Try this easy experiment to prove that matter moves between different worlds. 1) Put your neatly looped earphones in your pocket. 2) Take them out ten minutes later. You'll note they spent that brief interval in a parallel dimension where boy scouts tangled them into a triple slipknot, two angler's loops and a Gordian knot.
Life's bizarreness factor is super-high just now. A European reader sent me a report from Germany in which scientists reported finding a four-eyed fish which can see in 3D vision in all directions at once. That's scary: a creature with a superpower hitherto seen only in teachers! A teacher once caught me doing something naughty when she was 100 meters away going in the opposite direction. Or she may have just screamed my name by chance, knowing the odds were in her favor.
But going back to planes, ever since the mystery disappearance of flight MH370, many people have become nervous about flying. And so they should be!

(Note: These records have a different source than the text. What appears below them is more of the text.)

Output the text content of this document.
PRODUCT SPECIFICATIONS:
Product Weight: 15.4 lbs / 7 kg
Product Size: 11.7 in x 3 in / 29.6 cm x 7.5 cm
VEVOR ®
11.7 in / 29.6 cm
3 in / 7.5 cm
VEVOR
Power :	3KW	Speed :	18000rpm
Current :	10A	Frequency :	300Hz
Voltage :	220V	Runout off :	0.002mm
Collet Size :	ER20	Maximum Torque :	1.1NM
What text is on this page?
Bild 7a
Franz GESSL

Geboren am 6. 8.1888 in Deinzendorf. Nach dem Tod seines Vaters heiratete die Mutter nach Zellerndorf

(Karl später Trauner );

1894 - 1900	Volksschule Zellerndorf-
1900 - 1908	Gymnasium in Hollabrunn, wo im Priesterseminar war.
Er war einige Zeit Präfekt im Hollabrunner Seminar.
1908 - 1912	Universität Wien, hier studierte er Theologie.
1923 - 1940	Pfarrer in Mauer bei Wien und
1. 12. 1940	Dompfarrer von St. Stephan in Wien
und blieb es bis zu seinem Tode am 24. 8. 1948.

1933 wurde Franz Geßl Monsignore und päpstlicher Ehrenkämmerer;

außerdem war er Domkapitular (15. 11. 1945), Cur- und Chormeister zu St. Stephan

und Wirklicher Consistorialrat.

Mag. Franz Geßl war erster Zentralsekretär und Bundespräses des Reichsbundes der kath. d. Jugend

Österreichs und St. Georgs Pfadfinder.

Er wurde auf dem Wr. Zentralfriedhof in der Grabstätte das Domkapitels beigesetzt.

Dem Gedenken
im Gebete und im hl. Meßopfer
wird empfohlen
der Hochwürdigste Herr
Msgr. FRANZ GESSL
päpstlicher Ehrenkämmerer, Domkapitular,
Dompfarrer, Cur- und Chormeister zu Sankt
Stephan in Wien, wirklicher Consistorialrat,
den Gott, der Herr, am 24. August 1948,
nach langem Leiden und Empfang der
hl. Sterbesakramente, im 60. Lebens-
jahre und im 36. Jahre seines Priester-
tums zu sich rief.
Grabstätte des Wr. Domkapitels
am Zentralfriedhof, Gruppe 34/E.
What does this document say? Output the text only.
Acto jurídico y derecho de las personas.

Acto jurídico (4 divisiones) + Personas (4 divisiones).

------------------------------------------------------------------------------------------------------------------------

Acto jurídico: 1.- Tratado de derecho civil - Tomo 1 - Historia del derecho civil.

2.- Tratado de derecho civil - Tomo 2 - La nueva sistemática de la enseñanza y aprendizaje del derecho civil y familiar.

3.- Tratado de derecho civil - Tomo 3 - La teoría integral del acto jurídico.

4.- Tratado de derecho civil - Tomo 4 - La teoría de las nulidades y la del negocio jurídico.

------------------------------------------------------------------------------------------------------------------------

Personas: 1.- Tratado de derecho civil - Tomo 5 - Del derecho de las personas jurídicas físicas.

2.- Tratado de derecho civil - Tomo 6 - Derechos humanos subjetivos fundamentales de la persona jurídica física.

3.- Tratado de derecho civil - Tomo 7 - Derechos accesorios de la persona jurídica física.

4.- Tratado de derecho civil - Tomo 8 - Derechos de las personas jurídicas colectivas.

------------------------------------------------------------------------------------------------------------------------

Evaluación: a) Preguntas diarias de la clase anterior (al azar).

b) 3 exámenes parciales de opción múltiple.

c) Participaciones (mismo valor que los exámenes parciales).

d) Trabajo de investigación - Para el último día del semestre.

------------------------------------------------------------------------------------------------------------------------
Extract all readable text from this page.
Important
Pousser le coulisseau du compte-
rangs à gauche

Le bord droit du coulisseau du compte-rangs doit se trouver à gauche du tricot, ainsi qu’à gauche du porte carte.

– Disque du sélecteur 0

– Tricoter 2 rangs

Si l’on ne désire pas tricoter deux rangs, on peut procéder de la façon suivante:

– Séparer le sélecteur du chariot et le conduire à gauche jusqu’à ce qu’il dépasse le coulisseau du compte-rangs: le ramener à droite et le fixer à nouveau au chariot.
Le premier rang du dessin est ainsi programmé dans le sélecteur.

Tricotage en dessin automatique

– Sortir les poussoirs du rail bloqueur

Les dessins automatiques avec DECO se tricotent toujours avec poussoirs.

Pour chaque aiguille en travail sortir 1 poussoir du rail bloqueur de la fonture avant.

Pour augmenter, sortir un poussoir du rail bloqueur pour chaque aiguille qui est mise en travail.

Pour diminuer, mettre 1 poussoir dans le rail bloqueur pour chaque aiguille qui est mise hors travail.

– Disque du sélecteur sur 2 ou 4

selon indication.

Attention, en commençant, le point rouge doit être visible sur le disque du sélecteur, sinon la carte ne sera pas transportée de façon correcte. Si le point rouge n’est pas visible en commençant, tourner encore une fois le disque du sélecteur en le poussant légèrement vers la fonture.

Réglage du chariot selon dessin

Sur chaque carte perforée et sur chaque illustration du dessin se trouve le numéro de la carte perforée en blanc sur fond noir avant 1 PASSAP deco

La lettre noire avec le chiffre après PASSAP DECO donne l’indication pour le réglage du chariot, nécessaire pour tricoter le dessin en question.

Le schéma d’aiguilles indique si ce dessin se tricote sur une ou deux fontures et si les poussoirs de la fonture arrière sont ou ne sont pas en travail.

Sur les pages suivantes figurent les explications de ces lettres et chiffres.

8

As a plane-hopping citizen of Asia, my main fear in this regard is not disappearances but sudden appearances of the beautiful, rich fauna of the region. Who can forget that vulture that smashed into the cockpit of an Indian Airlines flight some years back? Or the ducks, goats and chickens sharing the economy cabin on flights in Mongolia? A reader was on a plane in Vietnam when a passenger threw his briefcase into the overhead storage bins and smashed a glass jar containing a giant snake, which sprang onto the passengers below, causing them to express their delight in life's little surprises by having heart attacks, running screaming for the doors and the like.
A pilot told me of a 2010 flight over the African Congo, where a passenger's hand luggage consisted of a live crocodile. It escaped while the plane was somewhere over Kinshasa. Finding a croc at the back of the plane, crew and passengers ran to the front, putting it into a nose dive.
An animal lover reading over my shoulder has just pointed out that the most dangerous type of animal on any plane is the human being. Dogs don't hijack planes, she said.
As far as we know. Dogs are pretty smart. Whenever a stranger approaches my house, my guard dog reacts instantly, teleporting herself to a hiding space under the bed. More proof that parallel dimensions exist.